Olivia Solon 

Facebook among tech firms battling gag orders over government surveillance

US government prevents companies from revealing many user data requests – a practice which firms and civil liberties activists call unconstitutional
  
  

Tech companies and civil liberties campaigners say the gag orders violate the first and fourth amendments.
Tech companies and civil liberties campaigners say the gag orders violate the first and fourth amendments. Photograph: Leon Neal/AFP/Getty Images

Tech companies including Facebook, Twitter and Microsoft are fighting gag orders from US courts preventing them from talking about government surveillance of their users, arguing it has a chilling effect on free speech.

Facebook, Twitter and Microsoft all have policies to notify users of government requests for account information unless they are prohibited by law from doing so in exceptional circumstances such as life-threatening emergencies, child sexual exploitation and terrorism.

However, it seems that the US government is attaching gag orders – many with no time limit – to their data requests in about half of all cases. This means that people are having their digital lives ransacked without their knowledge and with no chance for public scrutiny or appeal.

Tech companies and civil liberties campaigners argue that the gag orders are unconstitutional, violating the fourth amendment, which gives people the right to know if the government searches or seizes their property, and the first amendment, which protects the companies’ right to talk to their customers and discuss how the government conducts its investigations.

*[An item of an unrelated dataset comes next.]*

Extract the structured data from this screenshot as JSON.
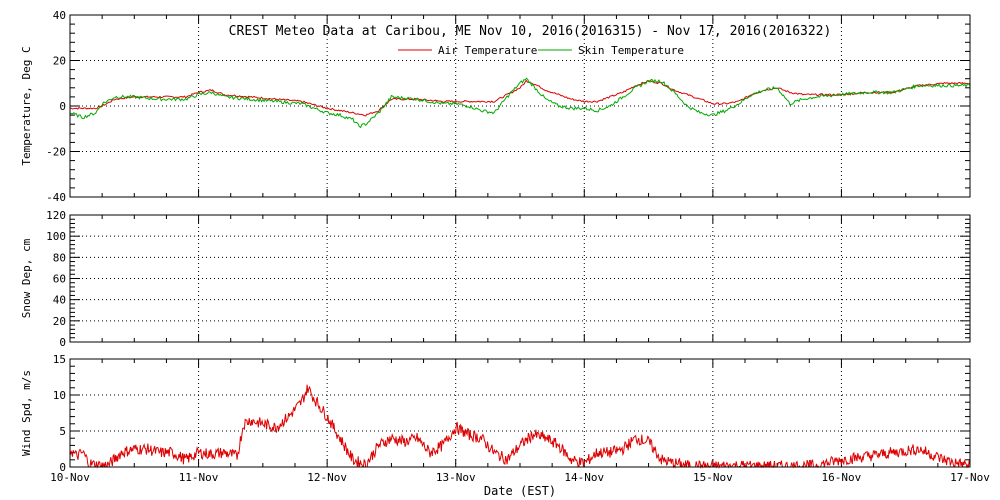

Facebook is challenging a court order that prevents the company from notifying three of its users about government search warrants in relation to “potential felony charges” seeking all communication, identifying information and other records from their social media profiles for a three-month period.

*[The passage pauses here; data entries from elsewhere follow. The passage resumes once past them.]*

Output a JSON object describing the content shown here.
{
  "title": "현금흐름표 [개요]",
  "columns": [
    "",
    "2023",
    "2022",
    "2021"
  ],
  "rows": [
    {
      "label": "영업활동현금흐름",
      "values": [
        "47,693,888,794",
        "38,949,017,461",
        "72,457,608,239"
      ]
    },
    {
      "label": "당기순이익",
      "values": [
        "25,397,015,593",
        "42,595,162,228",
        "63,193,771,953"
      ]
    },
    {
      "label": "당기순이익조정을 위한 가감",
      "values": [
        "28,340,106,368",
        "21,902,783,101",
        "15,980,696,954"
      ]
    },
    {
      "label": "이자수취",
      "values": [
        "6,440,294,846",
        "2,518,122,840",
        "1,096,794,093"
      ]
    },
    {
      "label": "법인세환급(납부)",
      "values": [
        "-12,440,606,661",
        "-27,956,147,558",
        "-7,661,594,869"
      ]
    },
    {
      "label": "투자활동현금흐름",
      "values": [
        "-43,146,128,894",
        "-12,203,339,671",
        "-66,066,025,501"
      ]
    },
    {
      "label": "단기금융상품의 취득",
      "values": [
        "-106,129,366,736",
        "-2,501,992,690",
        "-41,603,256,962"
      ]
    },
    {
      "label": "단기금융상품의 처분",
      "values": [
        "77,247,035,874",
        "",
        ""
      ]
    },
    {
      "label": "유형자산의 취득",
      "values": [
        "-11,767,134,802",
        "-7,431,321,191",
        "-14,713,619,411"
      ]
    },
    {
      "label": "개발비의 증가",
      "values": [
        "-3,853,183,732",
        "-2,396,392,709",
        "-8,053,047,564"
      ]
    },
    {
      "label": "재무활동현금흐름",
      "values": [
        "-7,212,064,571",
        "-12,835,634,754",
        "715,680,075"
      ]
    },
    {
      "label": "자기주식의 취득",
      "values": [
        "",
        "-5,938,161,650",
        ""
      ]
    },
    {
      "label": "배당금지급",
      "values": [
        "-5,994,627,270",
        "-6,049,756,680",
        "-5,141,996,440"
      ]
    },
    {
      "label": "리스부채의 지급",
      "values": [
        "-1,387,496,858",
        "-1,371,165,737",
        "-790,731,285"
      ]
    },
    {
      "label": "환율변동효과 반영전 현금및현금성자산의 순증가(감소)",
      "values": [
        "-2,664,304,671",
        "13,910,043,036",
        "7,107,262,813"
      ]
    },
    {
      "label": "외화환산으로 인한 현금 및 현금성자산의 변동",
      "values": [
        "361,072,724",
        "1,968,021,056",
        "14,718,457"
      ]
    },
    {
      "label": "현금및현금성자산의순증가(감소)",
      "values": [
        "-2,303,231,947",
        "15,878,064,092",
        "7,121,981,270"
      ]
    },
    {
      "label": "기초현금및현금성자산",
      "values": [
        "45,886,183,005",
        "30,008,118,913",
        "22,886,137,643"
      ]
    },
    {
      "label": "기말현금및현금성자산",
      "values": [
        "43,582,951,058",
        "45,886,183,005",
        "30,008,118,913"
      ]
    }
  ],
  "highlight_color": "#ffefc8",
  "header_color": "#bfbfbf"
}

Most of the details of the investigation are sealed, although one filing suggests the warrants are linked to mass arrests of protesters during Donald Trump’s inauguration in January.

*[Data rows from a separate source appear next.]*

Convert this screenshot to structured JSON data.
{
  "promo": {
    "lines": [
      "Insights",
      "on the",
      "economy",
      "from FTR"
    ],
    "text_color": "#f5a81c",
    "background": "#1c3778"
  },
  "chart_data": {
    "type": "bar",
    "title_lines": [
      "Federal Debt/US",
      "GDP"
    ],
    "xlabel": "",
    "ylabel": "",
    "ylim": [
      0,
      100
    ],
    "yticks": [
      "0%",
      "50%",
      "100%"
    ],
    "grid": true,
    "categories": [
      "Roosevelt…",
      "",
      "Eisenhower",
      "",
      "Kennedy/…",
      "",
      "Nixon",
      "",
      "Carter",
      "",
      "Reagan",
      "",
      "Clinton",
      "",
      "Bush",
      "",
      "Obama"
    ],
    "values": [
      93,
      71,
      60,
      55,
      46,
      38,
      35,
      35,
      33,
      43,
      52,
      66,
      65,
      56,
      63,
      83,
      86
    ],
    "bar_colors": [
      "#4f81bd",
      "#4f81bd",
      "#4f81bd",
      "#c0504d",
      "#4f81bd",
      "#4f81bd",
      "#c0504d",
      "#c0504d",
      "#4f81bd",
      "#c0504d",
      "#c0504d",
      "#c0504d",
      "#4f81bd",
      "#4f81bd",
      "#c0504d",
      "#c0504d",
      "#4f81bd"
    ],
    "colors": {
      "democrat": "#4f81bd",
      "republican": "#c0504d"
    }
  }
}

“We believe there are important first amendment concerns with this case, including the government’s refusal to let us notify three people of broad requests for their account information in connection with public events,” said a company spokesman.

Facebook has, according to amicus briefs filed by the end of June, the support of Google, Apple, Microsoft, Twitter, Dropbox, Yelp and Avvo as well as civil liberties groups including the American Civil Liberties Union, the Electronic Frontier Foundation, Access Now and the Reporters Committee for Freedom of the Press.

“Absent an overriding interest in secrecy, which appears to be absent here, the government should not be permitted to impose a non-disclosure order on an internet service provider that would effectively prevent the ISP’s users from asserting their constitutional rights,” said the ACLU.

Separately, Twitter has been fighting to speak more openly about surveillance requests it receives from the US and foreign governments’ intelligence agencies.

Twitter filed its lawsuit in 2014 after revelations by the NSA whistleblower Edward Snowden about the extent of US spying. This case is not about notifying individual users that their accounts are being surveilled, but about allowing Twitter to be transparent about the number of national security requests it receives.

Currently, companies cannot reveal specific numbers, only that they received requests within a broad range, such as “0-499 requests within a six-month period”.

“Twitter wants to be able to report the precise number so that users understand it’s not a continuing stream of hundreds of accounts being monitored,” said Albert Gidari, director of privacy at the Stanford Center for Internet and Society.

On Thursday, the California district judge Yvonne Gonzalez Rogers ruled that the US government had failed to show the kind of “clear and present danger” that could justify restricting Twitter’s constitutional rights to talk about surveillance requests.

Microsoft is challenging gag orders at a higher level, bringing a lawsuit that calls into question the provision in the Electronic Communications Privacy Act that allows for courts to order the company to keep its customers in the dark when the government seeks their email content or other private information stored in the cloud.

Microsoft wants the statute to be updated to require the government to provide evidence that disclosure of the warrant might hinder an investigation. It also wants to ensure that every gag order comes with a specified time limit. As it stands, many gag orders are indefinite, as opposed to restricted to 90 or 180 days, which Microsoft argues is unconstitutional.

These legal battles highlight an awkward tension for technology companies. On one hand, they are under great pressure from governments to assist in investigations, but at the same time they are duty bound to protect their users’ data from government intrusion.

“The government is plainly over-enthusiastic with gag orders,” said Gidari, adding that in many cases the government backed down when challenged.

Legal battles from large internet service providers have helped to reduce the stealthy data pillage, he said, but not all service providers have the resources to challenge the government.

“You never want to impugn the motives of law enforcement but there are many cases where law enforcement has used these requests improperly,” said Gidari.